Ich freue mich auf rege Beteiligung hier und im Forum.

T.


----------



## da_Dj (21. April 2004)

Muss sagen ist eine nette Idee. Den Spagat zwischen verschiedenen [Grafik/Layout/usw.] Programm bezogenen Fragen und Grafik im allgemeinen zu [er-]schaffen. Mal sehen was daraus wird, wünsch tutorials.de damit viel Glück.

P.S.: Vielleicht wird das PS Forum dann endlich mal ein wenig entlastet  [steht leider doch recht oft absolute "Off-Topic" drin]

Wie gesagt, die Idee gefällt


----------



## Consti (21. April 2004)

mmh, ich find sie echt klasse - da hat man alles so in einer Gruppe und bei einigen Fragen grübelt man ja doch schon, wo sie denn nun hingehören - denke, dass da die Designer Lounge genau das richtige ist


----------



## Mark (21. April 2004)

Hi!

Weiß nicht, ob ich's mal "brauchen" werde, aber inhaltlich eine sehr gute Idee!
Das beste aber ist der Name "Creative Lounge"... das geht runter wie Öl (bzw. bei dem schönen Wetter: wie ein herrlich kaltes Bier  ).
Das könnte man doch auch für die anderen Foren machen!
Photoshop (C)Studio
Typografie Office
Hardware Garage
Videoroom & Soundhall
Cinema4D Chill Out
Windows courthouse
und viele viel schönere Namen


----------



## Fabian (22. April 2004)

Mir gefaellt diese Art von Forum auch recht gut. Und wie mein Vorgaenger schon sagte: "Creativ Lounge" hoert sich echt dufte an


----------



## newimer (22. April 2004)

Echt coole Idee das Forum. Freu ich schon auf die Verbitterten Diskussionen


----------



## chrisbergr (22. April 2004)

Verspricht spannend zu werden.
Und auch ich bin ebenfalls begeistert von dem Namen, sowie der Idee im allgemeinen.

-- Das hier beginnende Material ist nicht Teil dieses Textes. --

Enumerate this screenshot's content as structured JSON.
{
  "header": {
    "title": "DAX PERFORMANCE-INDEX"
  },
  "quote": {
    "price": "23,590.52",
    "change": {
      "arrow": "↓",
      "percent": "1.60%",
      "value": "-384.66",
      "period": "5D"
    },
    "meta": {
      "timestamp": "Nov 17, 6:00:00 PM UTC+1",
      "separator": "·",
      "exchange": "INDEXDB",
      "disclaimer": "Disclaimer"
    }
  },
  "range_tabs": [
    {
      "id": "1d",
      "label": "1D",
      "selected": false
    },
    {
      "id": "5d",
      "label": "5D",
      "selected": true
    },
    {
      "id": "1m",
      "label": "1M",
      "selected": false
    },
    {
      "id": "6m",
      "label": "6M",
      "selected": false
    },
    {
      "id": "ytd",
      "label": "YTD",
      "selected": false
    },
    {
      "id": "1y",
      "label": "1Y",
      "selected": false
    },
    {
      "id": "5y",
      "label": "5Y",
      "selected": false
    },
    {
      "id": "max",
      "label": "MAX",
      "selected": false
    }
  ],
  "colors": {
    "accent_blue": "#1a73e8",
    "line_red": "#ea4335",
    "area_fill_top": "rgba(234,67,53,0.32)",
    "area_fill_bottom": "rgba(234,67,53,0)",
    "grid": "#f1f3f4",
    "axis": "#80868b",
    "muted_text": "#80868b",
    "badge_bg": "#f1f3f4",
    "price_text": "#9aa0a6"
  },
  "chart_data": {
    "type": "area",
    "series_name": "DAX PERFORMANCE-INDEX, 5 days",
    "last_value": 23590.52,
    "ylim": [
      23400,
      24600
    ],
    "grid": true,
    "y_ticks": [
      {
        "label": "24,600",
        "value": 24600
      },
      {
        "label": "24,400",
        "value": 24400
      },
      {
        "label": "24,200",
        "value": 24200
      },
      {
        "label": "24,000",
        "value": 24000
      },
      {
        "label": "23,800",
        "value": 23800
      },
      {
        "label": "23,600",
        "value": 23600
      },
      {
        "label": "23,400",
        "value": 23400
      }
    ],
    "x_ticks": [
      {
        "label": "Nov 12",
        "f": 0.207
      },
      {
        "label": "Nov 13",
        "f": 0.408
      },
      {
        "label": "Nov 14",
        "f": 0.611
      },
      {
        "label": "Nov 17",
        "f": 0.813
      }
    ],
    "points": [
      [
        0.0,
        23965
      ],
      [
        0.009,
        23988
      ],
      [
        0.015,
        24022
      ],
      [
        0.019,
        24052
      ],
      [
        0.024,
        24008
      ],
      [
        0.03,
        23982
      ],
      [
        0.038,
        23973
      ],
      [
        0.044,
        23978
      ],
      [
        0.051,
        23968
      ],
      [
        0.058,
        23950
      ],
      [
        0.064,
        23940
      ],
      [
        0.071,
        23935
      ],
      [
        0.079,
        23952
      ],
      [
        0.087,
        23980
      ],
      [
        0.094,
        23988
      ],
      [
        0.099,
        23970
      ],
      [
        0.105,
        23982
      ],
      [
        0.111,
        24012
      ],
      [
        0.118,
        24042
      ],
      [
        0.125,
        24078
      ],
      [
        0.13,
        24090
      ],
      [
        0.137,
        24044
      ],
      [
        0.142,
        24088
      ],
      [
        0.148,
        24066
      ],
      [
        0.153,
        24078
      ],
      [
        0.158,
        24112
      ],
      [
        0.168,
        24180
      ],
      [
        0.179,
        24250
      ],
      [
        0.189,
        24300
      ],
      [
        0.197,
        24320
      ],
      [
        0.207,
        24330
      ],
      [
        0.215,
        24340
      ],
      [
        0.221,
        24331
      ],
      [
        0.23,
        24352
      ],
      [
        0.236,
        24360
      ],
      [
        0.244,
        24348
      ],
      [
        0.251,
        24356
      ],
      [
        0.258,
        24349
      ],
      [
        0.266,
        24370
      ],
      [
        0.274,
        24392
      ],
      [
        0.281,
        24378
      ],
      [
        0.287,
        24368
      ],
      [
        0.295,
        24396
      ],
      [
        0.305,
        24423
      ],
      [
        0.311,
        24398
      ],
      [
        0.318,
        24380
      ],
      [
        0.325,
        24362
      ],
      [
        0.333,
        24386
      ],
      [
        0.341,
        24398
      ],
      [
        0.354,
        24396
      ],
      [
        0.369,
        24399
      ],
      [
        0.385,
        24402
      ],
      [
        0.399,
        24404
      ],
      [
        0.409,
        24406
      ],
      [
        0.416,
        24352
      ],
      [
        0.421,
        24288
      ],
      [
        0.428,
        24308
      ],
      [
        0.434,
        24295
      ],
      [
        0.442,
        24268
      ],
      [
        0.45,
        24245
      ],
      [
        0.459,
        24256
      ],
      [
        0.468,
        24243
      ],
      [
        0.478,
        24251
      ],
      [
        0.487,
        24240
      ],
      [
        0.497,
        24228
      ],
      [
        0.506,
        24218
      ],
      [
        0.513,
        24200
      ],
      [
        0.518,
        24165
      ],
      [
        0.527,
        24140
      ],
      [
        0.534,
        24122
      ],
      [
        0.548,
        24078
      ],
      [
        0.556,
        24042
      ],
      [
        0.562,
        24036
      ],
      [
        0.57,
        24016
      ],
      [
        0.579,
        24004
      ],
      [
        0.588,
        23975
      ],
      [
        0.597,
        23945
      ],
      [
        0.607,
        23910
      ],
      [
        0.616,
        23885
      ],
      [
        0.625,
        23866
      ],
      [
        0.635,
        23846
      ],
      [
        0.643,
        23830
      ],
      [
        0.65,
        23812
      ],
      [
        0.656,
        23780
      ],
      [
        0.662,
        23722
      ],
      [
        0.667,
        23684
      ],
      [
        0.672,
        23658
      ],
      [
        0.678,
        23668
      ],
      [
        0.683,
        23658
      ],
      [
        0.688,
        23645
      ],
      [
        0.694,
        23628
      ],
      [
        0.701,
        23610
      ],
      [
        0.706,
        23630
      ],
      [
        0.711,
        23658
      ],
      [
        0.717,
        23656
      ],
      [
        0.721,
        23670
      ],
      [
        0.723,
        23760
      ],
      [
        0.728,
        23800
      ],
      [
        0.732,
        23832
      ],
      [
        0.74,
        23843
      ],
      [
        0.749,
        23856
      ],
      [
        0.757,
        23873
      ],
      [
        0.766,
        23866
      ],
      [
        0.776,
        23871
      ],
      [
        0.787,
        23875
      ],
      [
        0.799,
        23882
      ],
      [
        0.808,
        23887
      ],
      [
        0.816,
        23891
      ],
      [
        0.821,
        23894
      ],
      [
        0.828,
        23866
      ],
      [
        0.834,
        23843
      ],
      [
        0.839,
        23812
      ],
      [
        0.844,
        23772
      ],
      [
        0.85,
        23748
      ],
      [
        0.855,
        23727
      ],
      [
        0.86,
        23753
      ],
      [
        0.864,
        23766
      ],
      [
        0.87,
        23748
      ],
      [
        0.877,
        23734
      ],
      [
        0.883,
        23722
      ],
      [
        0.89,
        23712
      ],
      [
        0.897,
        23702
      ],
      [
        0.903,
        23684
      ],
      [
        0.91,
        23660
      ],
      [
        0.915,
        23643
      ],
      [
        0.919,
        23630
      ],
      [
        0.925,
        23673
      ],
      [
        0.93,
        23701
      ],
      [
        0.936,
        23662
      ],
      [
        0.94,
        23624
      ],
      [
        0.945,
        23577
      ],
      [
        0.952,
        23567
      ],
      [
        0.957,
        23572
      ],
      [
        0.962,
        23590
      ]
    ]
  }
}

Auf gutes Gelingen und viel Spaß uns allen.

ACID

BTW: Eine Frage hätte ich aber noch. Und zwar hab ich ja gelesen, dass das Forum kein Showroom ist und Previews nicht erwünscht sind.
Wie schaut´s denn aus, wenn ich gerade an einem neuen Design für HP bastle, sogut wie fertig bin aber selbst merke, dass es nicht perfekt ist, sondern noch irgendetwas, der Feinschliff, fehlt. Kann ich in diesem Forum dafür einen Thread aufmachen, das Design als Bild anhängen und die Kreativen an Board fragen, was sie denn tun würden?


----------



## Martin Schaefer (22. April 2004)

Bitte bitte tu das nicht. 
Nicht weil wir dein Interesse an einer Hilfe nicht nachvollziehen könnten.
Aber wenn das losgeht, dann wird zwangsläufig das aus diesem Forum,
was wir keinesfalls wollen. Auch wenn du das mit "guter Absicht" machen
würdest.

Bitte respektiert das so. Tut euch selbst den Gefallen und glaubt uns,
dass es so besser ist.

Es spricht aber absolut nichts dagegen, den Link z.B. zu einer bekannten
Website zu posten und den Stil hier zu diskutieren. Ich hoffe, der kleine aber
feine Unterschied ist irgendwie erkennbar.

Gruß
Martin


----------



## chrisbergr (22. April 2004)

Alles klar, wollts nur wissen, damit ich´s nicht mache und dann einen auf den Deckel bekomm


----------